Murphy Anderson dibujó las quince historias de once páginas de que constaron sus aventuras, publicadas trimestralmente como complemento de Strange Adventures entre 1960 y 1964 (números 117, 120, 123, 126, 129, 135, 135, 138, 141, 144, 147, 150, 153, 156 y 160 y 160). El artista recordaría años más tarde que «me divertía hacer los Caballeros Atómicos, pero en cuanto a esfuerzo invertido, salí perdiendo. Cada caballero tenía su propia armadura y una personalidad distinta reflejada en su aspecto y las ropas que vestía. ¡Y encima combatían contra las amenazas todos juntos! Y, naturalmente, la amenaza tenía que superarles en número, por lo que debía dibujar viñetas con quince o dieciséis personajes. Aún así lo disfruté, porque John Broome escribía buenas historias. Siempre me gustó trabajar en este tipo de material. Pero oye, ¡era agotador!»

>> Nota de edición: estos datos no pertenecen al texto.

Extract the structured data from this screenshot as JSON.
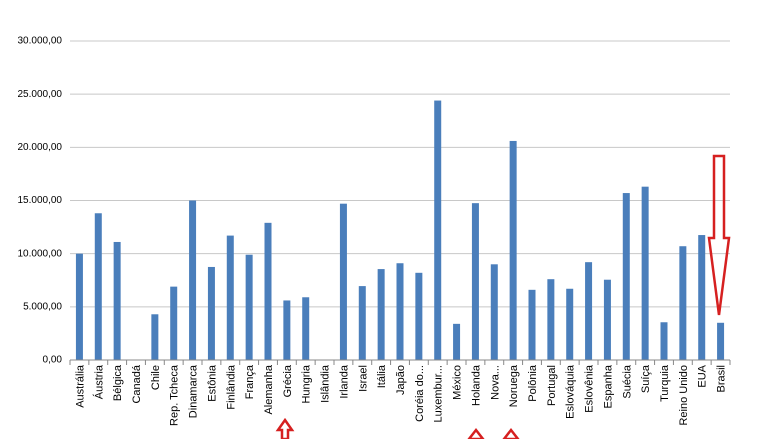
{
  "chart_data": {
    "type": "bar",
    "categories": [
      "Austrália",
      "Áustria",
      "Bélgica",
      "Canadá",
      "Chile",
      "Rep. Tcheca",
      "Dinamarca",
      "Estônia",
      "Finlândia",
      "França",
      "Alemanha",
      "Grécia",
      "Hungria",
      "Islândia",
      "Irlanda",
      "Israel",
      "Itália",
      "Japão",
      "Coréia do...",
      "Luxembur...",
      "México",
      "Holanda",
      "Nova...",
      "Noruega",
      "Polônia",
      "Portugal",
      "Eslováquia",
      "Eslovênia",
      "Espanha",
      "Suécia",
      "Suíça",
      "Turquia",
      "Reino Unido",
      "EUA",
      "Brasil"
    ],
    "values": [
      10000,
      13800,
      11100,
      0,
      4300,
      6900,
      15000,
      8750,
      11700,
      9900,
      12900,
      5600,
      5900,
      0,
      14700,
      6950,
      8550,
      9100,
      8200,
      24400,
      3400,
      14750,
      9000,
      20600,
      6600,
      7600,
      6700,
      9200,
      7550,
      15700,
      16300,
      3550,
      10700,
      11750,
      3500
    ],
    "color": "#4a7ebb",
    "ylim": [
      0,
      30000
    ],
    "yticks": [
      {
        "value": 0,
        "label": "0,00"
      },
      {
        "value": 5000,
        "label": "5.000,00"
      },
      {
        "value": 10000,
        "label": "10.000,00"
      },
      {
        "value": 15000,
        "label": "15.000,00"
      },
      {
        "value": 20000,
        "label": "20.000,00"
      },
      {
        "value": 25000,
        "label": "25.000,00"
      },
      {
        "value": 30000,
        "label": "30.000,00"
      }
    ],
    "grid": true
  }
}
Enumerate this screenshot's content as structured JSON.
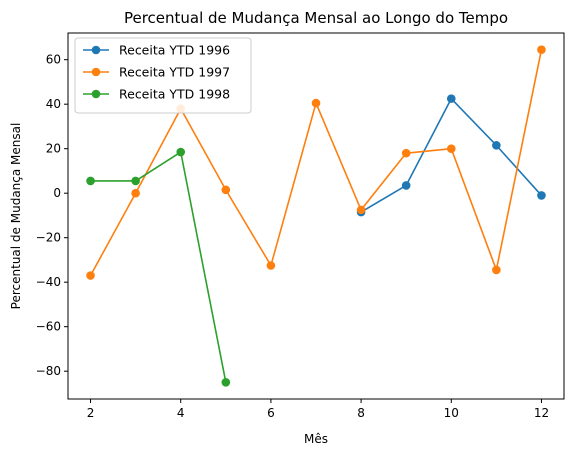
{
  "chart_data": {
    "type": "line",
    "title": "Percentual de Mudança Mensal ao Longo do Tempo",
    "xlabel": "Mês",
    "ylabel": "Percentual de Mudança Mensal",
    "xlim": [
      1.5,
      12.5
    ],
    "ylim": [
      -92.5,
      72
    ],
    "xticks": [
      2,
      4,
      6,
      8,
      10,
      12
    ],
    "yticks": [
      -80,
      -60,
      -40,
      -20,
      0,
      20,
      40,
      60
    ],
    "legend_position": "upper-left",
    "series": [
      {
        "name": "Receita YTD 1996",
        "color": "#1f77b4",
        "x": [
          8,
          9,
          10,
          11,
          12
        ],
        "values": [
          -8.5,
          3.5,
          42.5,
          21.5,
          -1
        ]
      },
      {
        "name": "Receita YTD 1997",
        "color": "#ff7f0e",
        "x": [
          2,
          3,
          4,
          5,
          6,
          7,
          8,
          9,
          10,
          11,
          12
        ],
        "values": [
          -37,
          0,
          38,
          1.5,
          -32.5,
          40.5,
          -7.5,
          18,
          20,
          -34.5,
          64.5
        ]
      },
      {
        "name": "Receita YTD 1998",
        "color": "#2ca02c",
        "x": [
          2,
          3,
          4,
          5
        ],
        "values": [
          5.5,
          5.5,
          18.5,
          -85
        ]
      }
    ]
  }
}
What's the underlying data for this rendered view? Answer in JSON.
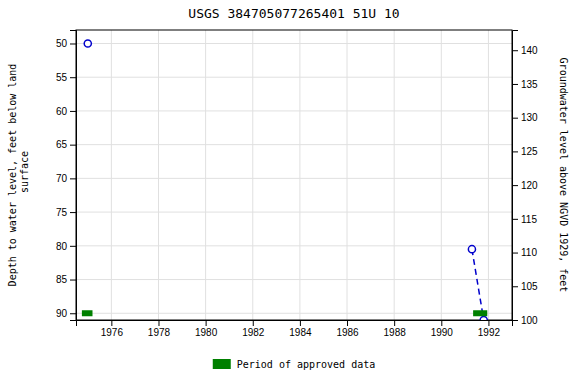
{
  "chart_data": {
    "type": "line",
    "title": "USGS 384705077265401 51U 10",
    "y_label": "Depth to water level, feet below land\n surface",
    "y2_label": "Groundwater level above NGVD 1929, feet",
    "xlim": [
      1974.5,
      1993.0
    ],
    "xticks": [
      1976,
      1978,
      1980,
      1982,
      1984,
      1986,
      1988,
      1990,
      1992
    ],
    "ylim": [
      91,
      48
    ],
    "yticks": [
      50,
      55,
      60,
      65,
      70,
      75,
      80,
      85,
      90
    ],
    "y2lim": [
      100,
      143
    ],
    "y2ticks": [
      140,
      135,
      130,
      125,
      120,
      115,
      110,
      105,
      100
    ],
    "grid": true,
    "legend": "bottom",
    "series": [
      {
        "type": "line",
        "color": "#0000cc",
        "line_style": "dashed",
        "x": [
          1991.3,
          1991.8
        ],
        "values": [
          80.5,
          91.0
        ]
      },
      {
        "type": "scatter",
        "color": "#0000cc",
        "marker": "circle",
        "x": [
          1975.0,
          1991.3,
          1991.8
        ],
        "values": [
          50.0,
          80.5,
          91.0
        ]
      },
      {
        "name": "Period of approved data",
        "type": "line",
        "color": "#008000",
        "line_style": "solid",
        "x": [
          1974.75,
          1975.2,
          null,
          1991.35,
          1991.95
        ],
        "values": [
          90.0,
          90.0,
          null,
          90.0,
          90.0
        ]
      }
    ]
  }
}
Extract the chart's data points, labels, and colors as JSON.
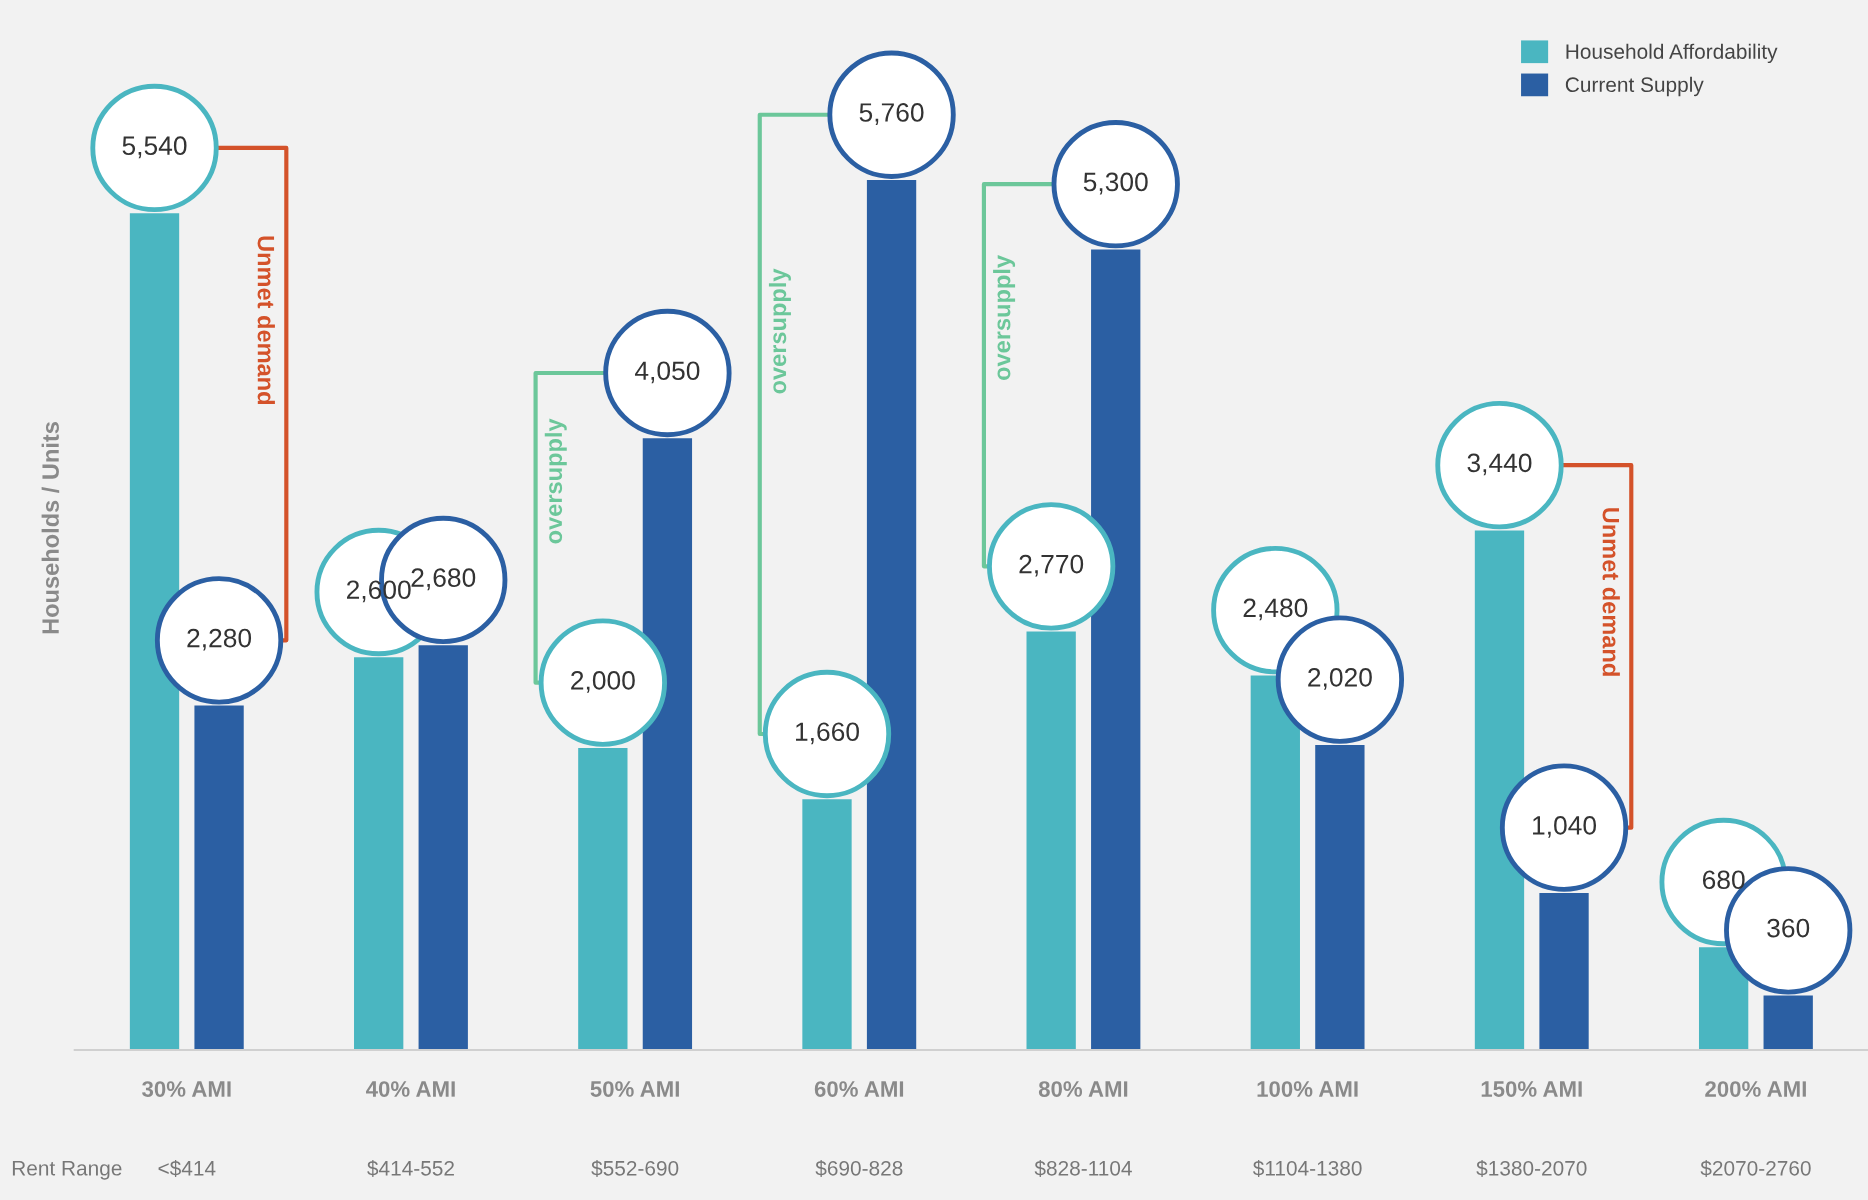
{
  "chart_data": {
    "type": "bar",
    "ylabel": "Households / Units",
    "categories": [
      "30% AMI",
      "40% AMI",
      "50% AMI",
      "60% AMI",
      "80% AMI",
      "100% AMI",
      "150% AMI",
      "200% AMI"
    ],
    "series": [
      {
        "name": "Household Affordability",
        "color": "#4ab6c1",
        "values": [
          5540,
          2600,
          2000,
          1660,
          2770,
          2480,
          3440,
          680
        ],
        "value_labels": [
          "5,540",
          "2,600",
          "2,000",
          "1,660",
          "2,770",
          "2,480",
          "3,440",
          "680"
        ]
      },
      {
        "name": "Current Supply",
        "color": "#2b5fa3",
        "values": [
          2280,
          2680,
          4050,
          5760,
          5300,
          2020,
          1040,
          360
        ],
        "value_labels": [
          "2,280",
          "2,680",
          "4,050",
          "5,760",
          "5,300",
          "2,020",
          "1,040",
          "360"
        ]
      }
    ],
    "legend": "top right",
    "grid": false,
    "tick_labels": "x",
    "annotations": [
      "Unmet demand",
      "oversupply",
      "oversupply",
      "oversupply",
      "Unmet demand",
      "Rent Range",
      "<$414",
      "$414-552",
      "$552-690",
      "$690-828",
      "$828-1104",
      "$1104-1380",
      "$1380-2070",
      "$2070-2760"
    ]
  }
}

Sus esfuerzos, no obstante, obtuvieron recompensa. A pesar de su deprimente premisa (la supervivencia en un mundo arrasado), los Caballeros Atómicos fueron votados como serie más popular por los lectores de Strange Adventures . Al fin y al cabo, el pintoresco conjunto simbolizaba un rayo de esperanza
Bastante después de que la serie fuera cancelada, los Caballeros fueron recuperados como estrellas invitadas en el número 10 de la extraña serie Hercules Unbound (abril–mayo 1977) guionizado por Cary Bates y dibujado por Walter Simonson. Posteriormente, en DC Comics Presents nº 57, nos enteramos de que en realidad el mundo de los Caballeros no había sido sino una simulación informática generada por el cerebro de Gardner Grayle, un sargento del ejército sometido a un experimento militar. Cuando el poder de su mente, potenciada por el ordenador, empieza a afectar a la realidad, Superman lo encuentra y lo libera. Grayle se integra entonces en el Universo DC oficial como El Caballero Atómico. Mike W. Barr lo incluyó brevemente en la formación del supergrupo The Outsiders.
Los humanos normales y corrientes que a menudo encontraban los Caballeros en el curso de sus viajes eran a menudo toscos, avariciosos, de miras estrechas y desconfiados no sólo con los forasteros, sino también con la Ciencia. Después de todo, ¿no era la Ciencia la responsable de la guerra que había destruido el mundo?
Quizá la verdadera y más importante misión de los Caballeros –y de los científicos de hoy en día– era, precisamente, educar a la gente. Y, al hacerlo, también mostraban a sus jóvenes lectores, los adultos del mañana, que la Ciencia no es ni buena ni mala, es sólo un método para adquirir conocimiento del mundo en el que vivimos. Es el uso que se hace de ese conocimiento lo que marca la diferencia entre el bien y el mal. Ésa es la lección que John Broome y Murphy Anderson trataron de transmitir, una lección que, después de todo, no ha perdido vigencia.